Posted by
Mario Emmenlauer-3 on
Dec 02, 2020; 7:28pm
URL: http://imagej.273.s1.nabble.com/Is-imaging-technology-advanced-enough-to-do-this-tp5024265p5024267.html
Dear Jorge,
On 02.12.20 19:14, Jorge A. Santiago-Blay wrote:
> Dear ImageJ members:
>
>
> Is technology advanced enough now to do what I describe in the next few
> lines? Given that Google Maps stores the data and images captured from the
> roads, is there a way to automatically combine artificial intelligence
> software to id the obvious objects (e.g., plants) all over the planet and
> whenever one is detected, dump the image into a folder of images along with
> the all-important lat, long, and the date? Once the software learns that
> such and such shape is whatever is of interest to us, it can
> *automatically* keep identifying the object and dumping images with the
> necessary ancillary data. In other words, like the folks who advocated
> phenetics in the 1960's, can machines do the grunt work currently done by
> mortals? Thanks for any constructive feedback to
[hidden email] .
The question is what precision you would need.
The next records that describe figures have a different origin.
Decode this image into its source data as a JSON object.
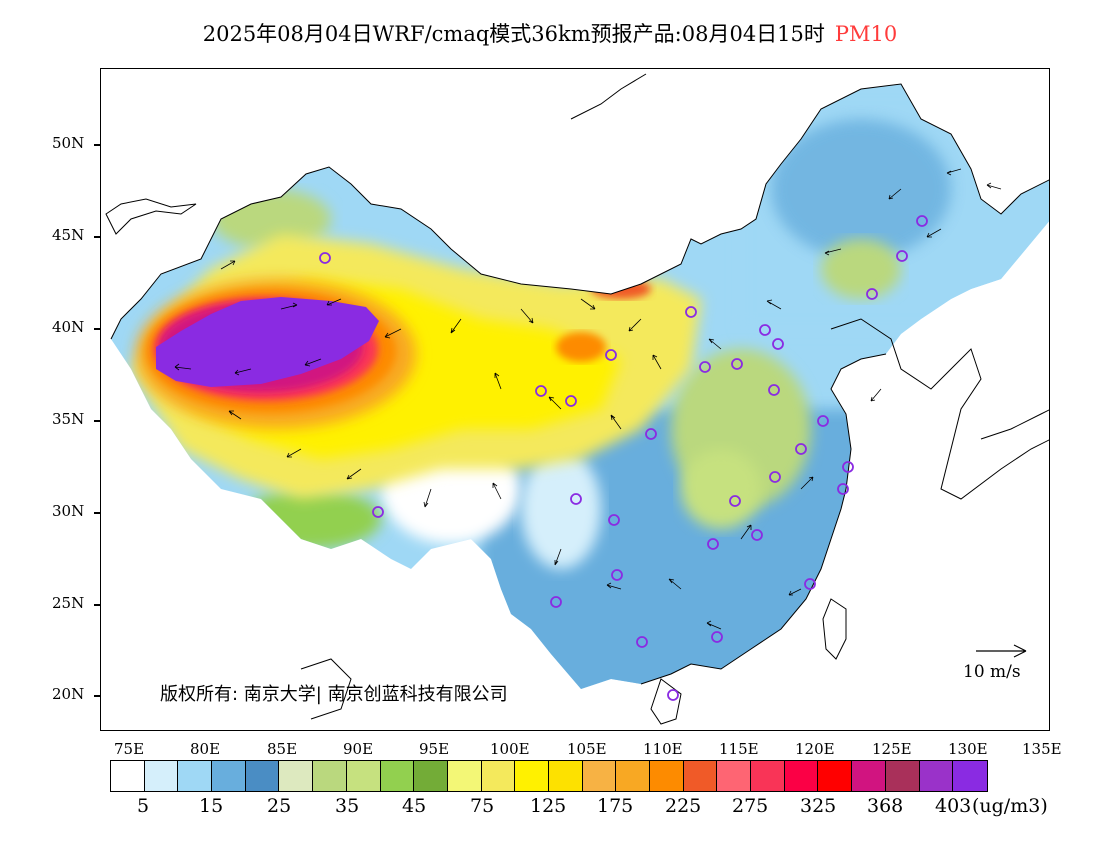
{
  "title": {
    "main": "2025年08月04日WRF/cmaq模式36km预报产品:08月04日15时",
    "pollutant": "PM10",
    "pollutant_color": "#ff3b3b"
  },
  "map": {
    "lat_labels": [
      "50N",
      "45N",
      "40N",
      "35N",
      "30N",
      "25N",
      "20N"
    ],
    "lon_labels": [
      "75E",
      "80E",
      "85E",
      "90E",
      "95E",
      "100E",
      "105E",
      "110E",
      "115E",
      "120E",
      "125E",
      "130E",
      "135E"
    ],
    "copyright": "版权所有: 南京大学| 南京创蓝科技有限公司",
    "wind_reference": "10 m/s"
  },
  "colorbar": {
    "colors": [
      "#ffffff",
      "#d5effb",
      "#9fd8f5",
      "#68aedd",
      "#4a8dc4",
      "#dde9bf",
      "#bad87e",
      "#c6e17f",
      "#92d04f",
      "#73ac37",
      "#f3f776",
      "#f4e95c",
      "#fff100",
      "#fde100",
      "#f7b244",
      "#f8a823",
      "#fd8b00",
      "#f05a28",
      "#fe6573",
      "#f93457",
      "#fb0045",
      "#ff0000",
      "#d11480",
      "#a9305a",
      "#9a32c9",
      "#8a2be2"
    ],
    "labels": [
      "5",
      "15",
      "25",
      "35",
      "45",
      "75",
      "125",
      "175",
      "225",
      "275",
      "325",
      "368",
      "403"
    ],
    "unit": "(ug/m3)"
  }
}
What false positive and
false negatives can you accept? All the steps of the method you describe
are nowadays possible. But the output may still be completely useless for
you, for example because the AI may have a hard time to discriminate
individual plants in a vegetation, or because too many non-plant objects
look like plants, etc...
So you would really need to be very specific in what errors you can accept,
and then you would need to work with machine learning specialists and see
if they can achieve this precision. If people have done this before (and I
would assume they have tried) you may be best of in a very geography-
centric community or in a very machine-learning centric community. ImageJ
is a great tool but its not predominantly used for machine learning.